Ancak; kaynağını Borçlar Kanununun 22 nci maddesinden alan satış vaadi sözleşmeleri kişisel hak DOĞURAN SÖZLEŞMELERDİR. Bir başka deyişle yapılan sözleşmeyle satış vaadine konu taşınmazın mülkiyet durumunda bir değişiklik olmamakta ancak sözleşmeyle taşınmazı satın almayı vaad eden kişiye, sözleşmeden doğan bu hakkını satmayı vaad eden ve onun külli haleflerine karşı ileri sürebilme HAKKINI VERMEKTEDİR.

Belirtilen nedenle, satış vaadinde bulunan kimsenin o şey üzerinde tasarruf yetkisinin sınırlandırılmış olması borç doğuran bir sözleşmenin yapılamayacağı veya yapılmış bir sözleşmenin geçersizliğini gerektirmez.

3083 Sayılı Yasanın 13 üncü maddesinin getirdiği devir ve temlik yasağı ve bu maddenin son fıkrası hükmü birlikte değerlendirildiğinde yasaklanan şahsi borç doğuran satış vaadi sözleşmesi değil TEMLİKİ TASARRUFTUR. Yapılan satış vaadi sözleşmesi bu nedenle geçerli BİR SÖZLEŞMEDİR. Ancak, anılan yasa hükmü gereğince sözleşmenin yasaklılık süresi içerisinde ifa olanağından söz edilemez.

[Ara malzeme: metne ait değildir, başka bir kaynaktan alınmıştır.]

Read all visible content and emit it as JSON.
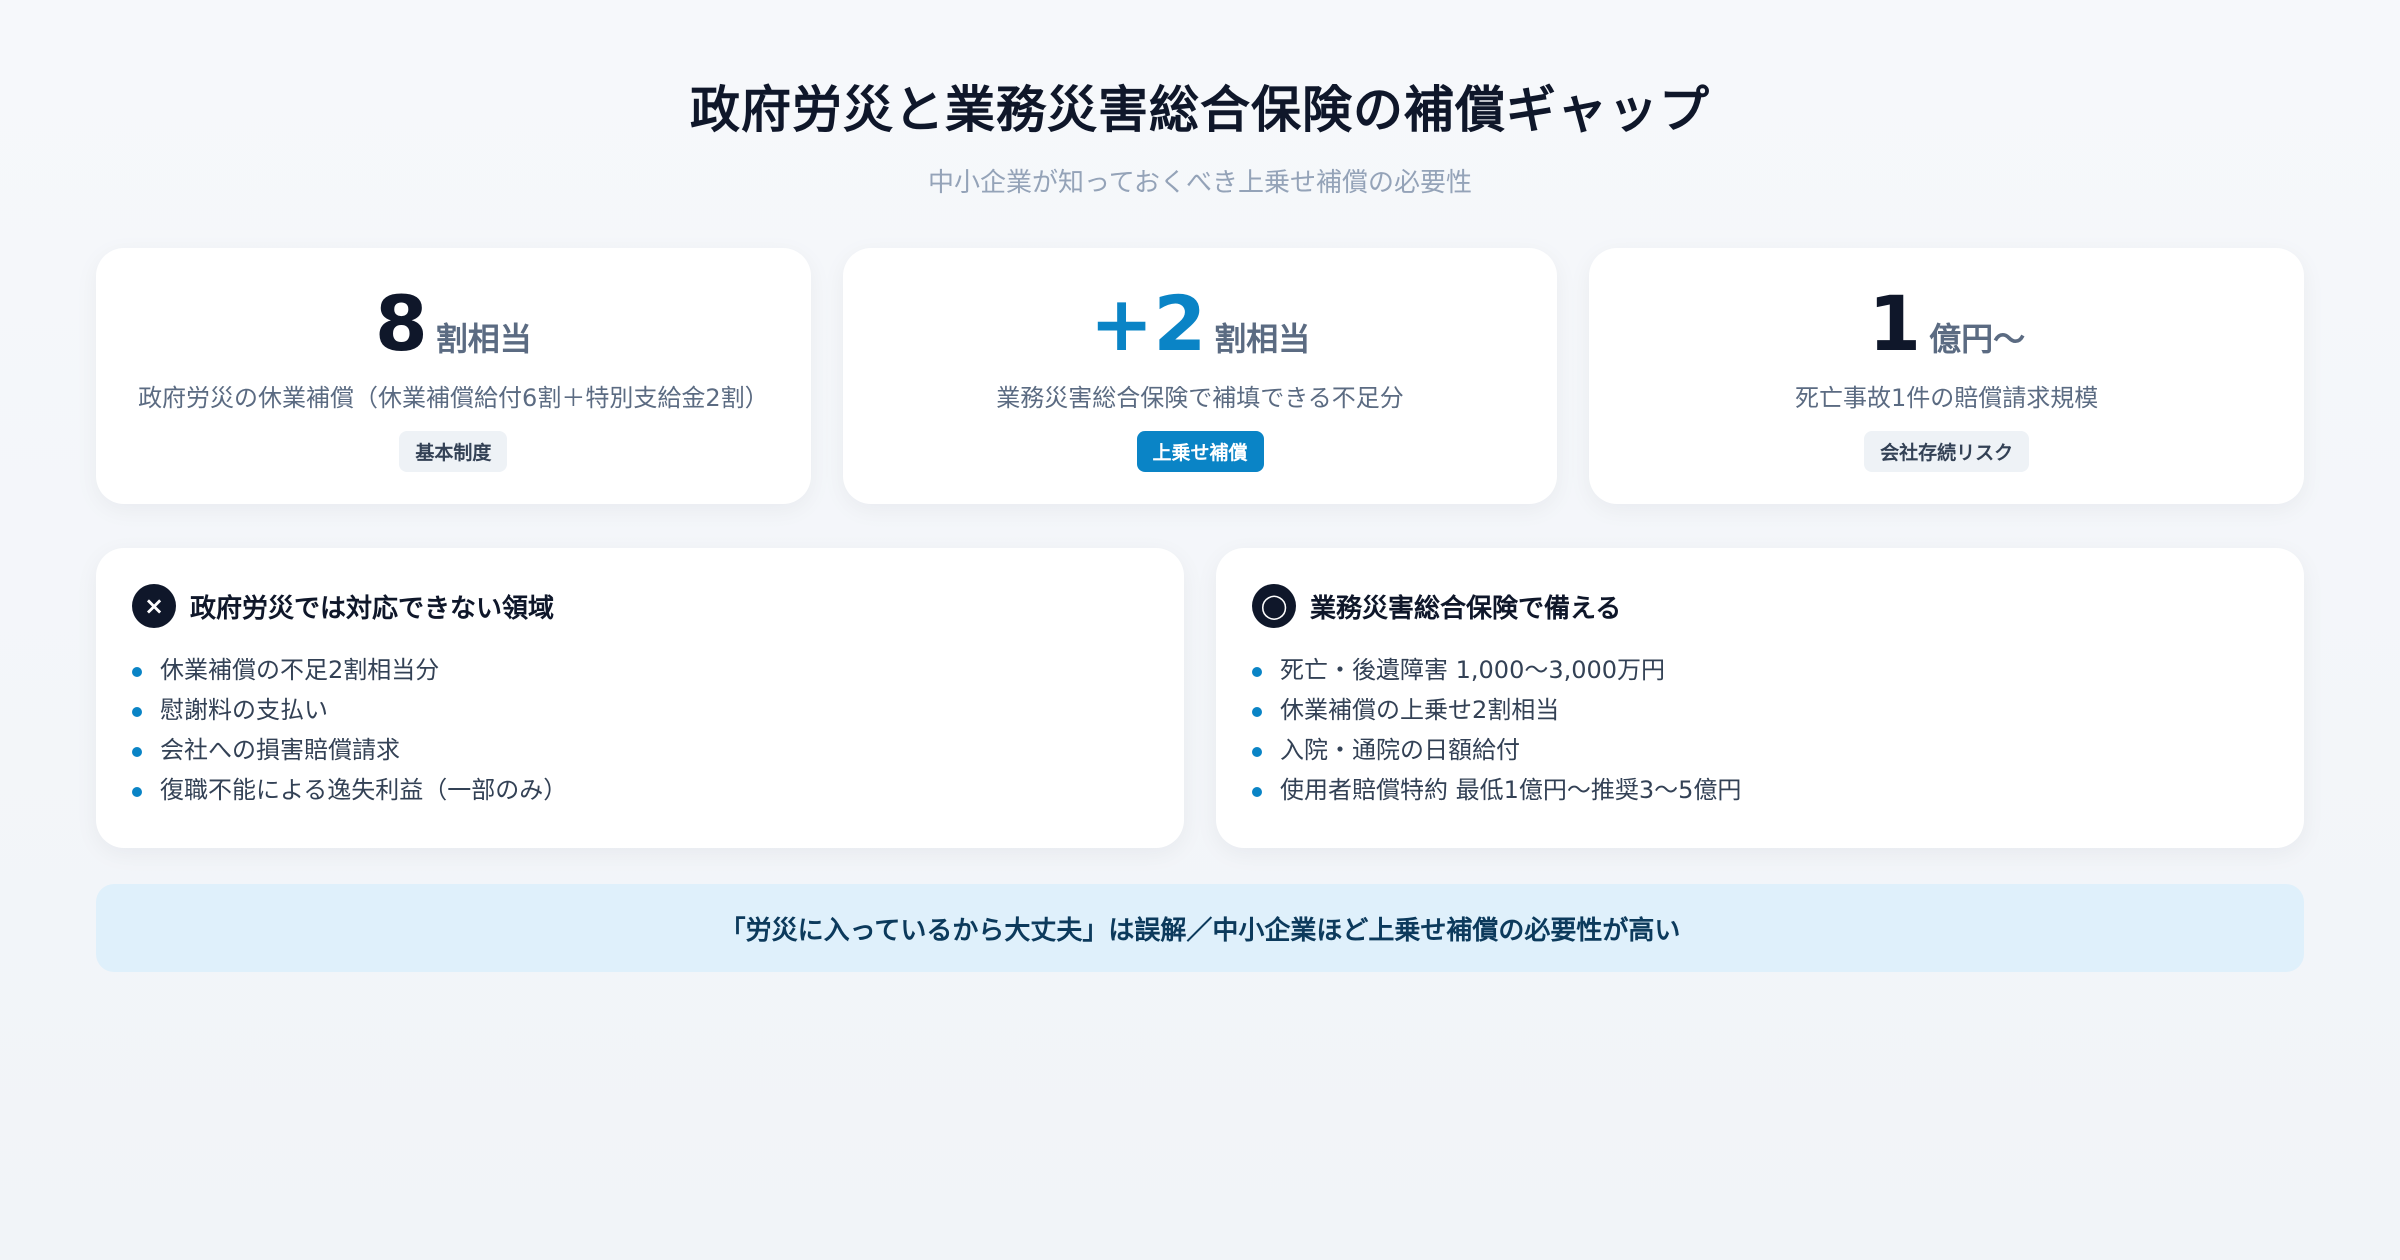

Belirtilen nedenle, eldeki davaya konu satış vaadi sözleşmesi hernekadar yasaklılık süresi içerisinde yapılmış ise de yukarıda açıklanan nedenlerle, geçerli olup yasayla getirilen 5 yıllık süre yargılama aşamasında dolmuş olduğundan sözleşmenin ifa olanağının bulunduğunun kabulüyle tescil isteğinin değerlendirilmesi gerekirken yazılı şekilde karar verilmiş olması doğru görülmemiş, hüküm BOZMAYI GEREKTİRMİŞTİR.

SONUÇ : Yukarıda açıklanan nedenlerle, davacı vekilinin temyiz itirazlarının kabulüyle hükmün BOZULMASINA, bozma nedenine göre diğer hususların incelenmesine yer olmadığına, peşin alınan temyiz harcının yatırana geri verilmesine, 30.5.2003 tarihinde OYBİRLİĞİYLE KARAR VERİLDİ.